De acuerdo con el alcalde, la propuesta de la medida es que las personas «puedan dirigirse un poco de frente a Dios y así poder traer la esperanza de que todo pasará y luego será restablecido». Otras medidas tomadas para contener la pandemia, han sido el uso obligatorio de mascarillas en lugares públicos y en las iglesias, la mayoría evangélicas, que siguen abiertas con la restricción de ocupación de un máximo del 30% de su capacidad durante las misas.
Pandemia política
Mientras la oración es el recurso de ciudades pequeñas, buena parte de los brasileños también está contando con la fe para salvarse de la pandemia a la que se viene sumando una fuerte inestabilidad política, protagonizada por el presidente Jair Bolsonaro. Hasta el último conteo del ministerio de Sanidad, el lunes, Brasil registraba 16.792 muertos y 254.220 casos de coronavirus a nivel nacional.
«Es una tristeza lo que estamos viendo», declaró Philipp Schiemer, presidente de Mercedes Benz para América Latina, en entrevista a Valor, principal medio financiero del país. El diario, que llamó de «Pandemia Política» la inoperancia del Gobierno frente a la crisis, entrevistó empresarios y analistas sobre la perspectiva de menos 5% del PIB para este año.
La frustración de los brasileños y del mercado financiero, es resultado de los problemas de gestión de Bolsonaro, que además de restarle importancia a la crisis, provocó la renuncia de dos ministros de Sanidad en menos de un mes. Los exministros, Luiz Henrique Mandetta y Nelson Teich, no aceptaron las exigencia de Bolsonaro de medicar con cloroquina todos los casos de coronavirus, ni de relajar las medidas de distanciamiento social.

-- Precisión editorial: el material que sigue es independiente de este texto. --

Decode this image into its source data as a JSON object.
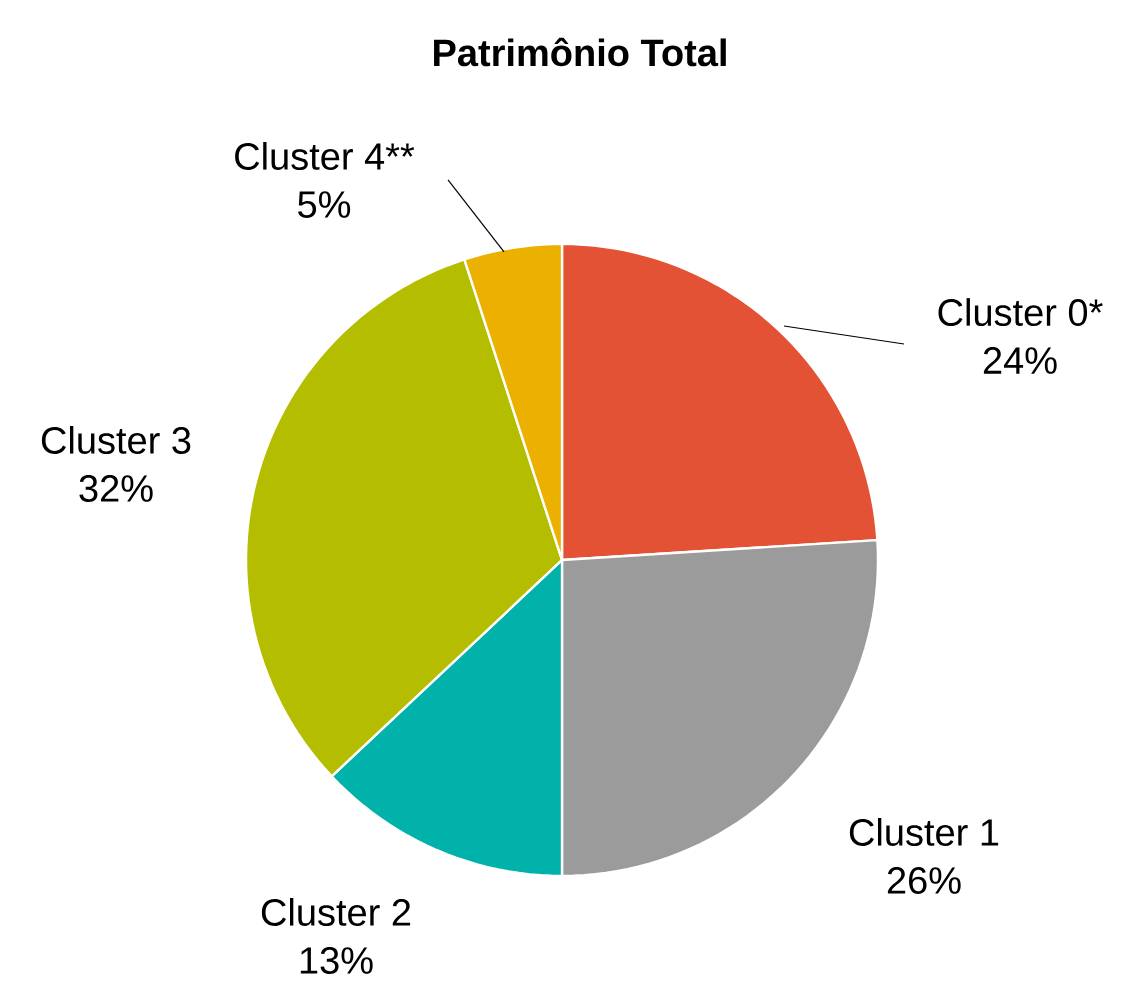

Existe la preocupación de que el ministro interino de Sanidad, el general Eduardo Pazuello, acate las órdenes del presidente sobre el uso de ese remedio, que es polémico en la comunidad médica, y cuya eficacia en el tratamiento no está comprobada. Pazuello, además, nombró nueve militares más en la dirección del ministerio. Los cambios han substituido médicos por militares, entre ellos, los propios ministros, que eran un ortopedista (Mandetta) y un oncólogo (Teich).
Según el portal de noticias G1, del grupo Globo, militares importantes están preocupados con la militarización del ministerio, principalmente si se adoptan medidas que pueden ser equivocadas a mando del presidente, que no es médico y no respeta estudios científicos.